Ohne Regeln ist Unterricht nicht möglich. Regeln sollen nicht zuletzt dafür sorgen, den hauptsächlichen Schulzweck zu erfüllen: Lernen. Das Verinnerlichen von Regeln hängt ab von:
1. dem Grad der Wichtigkeit, die Lehrer/innen und Eltern der Regel zusprechen; 2. der Präsentation der Regel und der Intensität, mit der sich die Pädagog/innen bemühen, dass Schüler/innen die Regel kennen lernen, sie verstehen, den Zweck einsehen; 3. Konsequenzen bei Nicht-Erfüllung der Regeln. Vereinbarungen sind schriftliche oder mündliche Absprachen, Übereinkünfte über die Regelung des eigenen Verhaltens der Schulangehörigen zur Lösung von Aufgaben, die sich aus den schulischen Zielen ergeben. Sie folgen dem Muster „Ich verspreche zu tun, was ich kann; du versprichst zu tun, was du kannst.“. Sie korrespondieren mit inneren Motiven. 4. Erziehungs- und Bildungsvereinbarungen sind Schulvereinbarungen zwischen Lehrer/innen, Schüler/innen und Eltern. 5. Verhaltensvereinbarungen beziehen sich auf präventive Regelungen zwischen Schüler/in – Schüler/in bzw. Lehrer/in – Schüler/in(innen). Ist die gesamte Lerngruppe involviert, spricht man von Klassenvereinbarungen. 6. Verhaltensverträge sind Vereinbarungen zur Veränderung von unerwünschtem Verhalten. Sie folgen dem Muster „Wenn du machst, was ich will, werde ich machen, was du willst.“ Sie korrespondieren mit von außen kommenden Erwartungen.

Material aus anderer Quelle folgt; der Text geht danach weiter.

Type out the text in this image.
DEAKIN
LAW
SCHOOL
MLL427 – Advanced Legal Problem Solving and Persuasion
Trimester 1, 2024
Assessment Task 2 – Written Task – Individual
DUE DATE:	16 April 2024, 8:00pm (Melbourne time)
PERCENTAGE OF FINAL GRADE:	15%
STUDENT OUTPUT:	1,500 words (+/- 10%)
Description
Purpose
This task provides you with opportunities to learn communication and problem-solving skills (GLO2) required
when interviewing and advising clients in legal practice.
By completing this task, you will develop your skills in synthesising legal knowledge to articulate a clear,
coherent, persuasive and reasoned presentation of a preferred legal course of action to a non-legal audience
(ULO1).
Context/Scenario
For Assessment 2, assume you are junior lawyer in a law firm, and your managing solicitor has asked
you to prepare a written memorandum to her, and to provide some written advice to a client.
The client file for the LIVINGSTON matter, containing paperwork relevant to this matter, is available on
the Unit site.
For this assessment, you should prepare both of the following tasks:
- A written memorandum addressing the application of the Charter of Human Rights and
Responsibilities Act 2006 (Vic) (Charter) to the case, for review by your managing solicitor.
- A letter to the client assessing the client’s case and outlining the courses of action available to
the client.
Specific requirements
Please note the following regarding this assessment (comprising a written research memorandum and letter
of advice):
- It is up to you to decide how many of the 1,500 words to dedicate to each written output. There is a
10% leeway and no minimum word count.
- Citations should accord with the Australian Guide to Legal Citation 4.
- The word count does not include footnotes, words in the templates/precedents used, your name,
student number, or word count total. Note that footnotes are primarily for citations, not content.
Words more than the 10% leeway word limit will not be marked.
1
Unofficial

Die meisten vorfindbaren Ordnungen sind keine „Vereinbarungen“, sondern tragen Verordnungscharakter. Die Anforderungen sind für die Schüler/ innen (statt mit ihnen) entwickelt worden. Damit sind die Erwachsenen in den Rollen der Kontrolleure, Richter und „Vollzugsbeamten“ gefangen. Die meisten Schüler/innen werden ihnen so nicht assistieren. Fast alle Ordnungen thematisieren vorwiegend Schülerpflichten, also Gebote und Verbote. Das ist ein Konstruktionsfehler, der dazu führt, dass die Regeleinhaltung unwahrscheinlicher wird. Mit Regeln sollte ausdrücklich für ein definiertes Verhalten geworben werden. Regeln werden eher befolgt, wenn sie überzeugend sind. Sie werden eher befolgt, wenn die Verletzung Konsequenzen hat. Und sie werden eher befolgt, wenn sie vorgelebt werden. Günstig ist, wenn Ordnungen, Vereinbarungen usw. in Gestalt einer Selbstverpflichtung angelegt sind.Bildungs- und Erziehungsvereinbarungen stehen nicht am Anfang, sondern bilden den Abschluss eines Diskussionsprozesses an der Schule. Sie können nur wirksam werden, wenn alle freiwillig mitmachen und aktiviert sind. Die Vereinbarungen können sich auch auf kleinteilige Verhaltensschritte beziehen. Günstiger ist es aber, wenn sie auch allgemeine Grundsätze in Form von gemeinsamen Grundüberzeugungen enthalten. Man kann entweder von Grundsätzen ausgehen, die dann in Verhaltensregeln münden. Man kann aber auch von der Regelung schulischer Einzelsituationen ausgehen und aus dem erwünschten VerhaltenGrundsätze für die Kultur und die Kommunikation ableiten. Beide Vorgehensweisen sollten sich in mehreren Schritten entwickeln: Diskussion im Rahmen von Elternabenden; systematische Besprechungin den Gremien der einzelnen Gruppen; Bearbeitung in einer pädagogischen Konferenz; Befassung mit den Ideen in der Schulkonferenz; Bearbeitung mit den Schüler/innen in Klassengesprächen. Die auf der Schul-, Klassen- bzw. persönlichen Ebene angesiedelten Vereinbarungen sollten dabei in drei Abschnitte – bezogen auf die Lehrkräfte, die Eltern / Erziehungsberechtigten und die Schüler/ innen – untergliedert werden. Jeder dieser Abschnitte enthält konkrete Aussagen zu:
1. Orientierungen und Überzeugungen, die grundlegend für einen sinnvollen Bildungs- und Erziehungsprozess sind, 2. übergreifende und langfristig immer wieder neu anzugehende Zielsetzungen und 3. konkrete, persönliche Verpflichtungen / Zusagen.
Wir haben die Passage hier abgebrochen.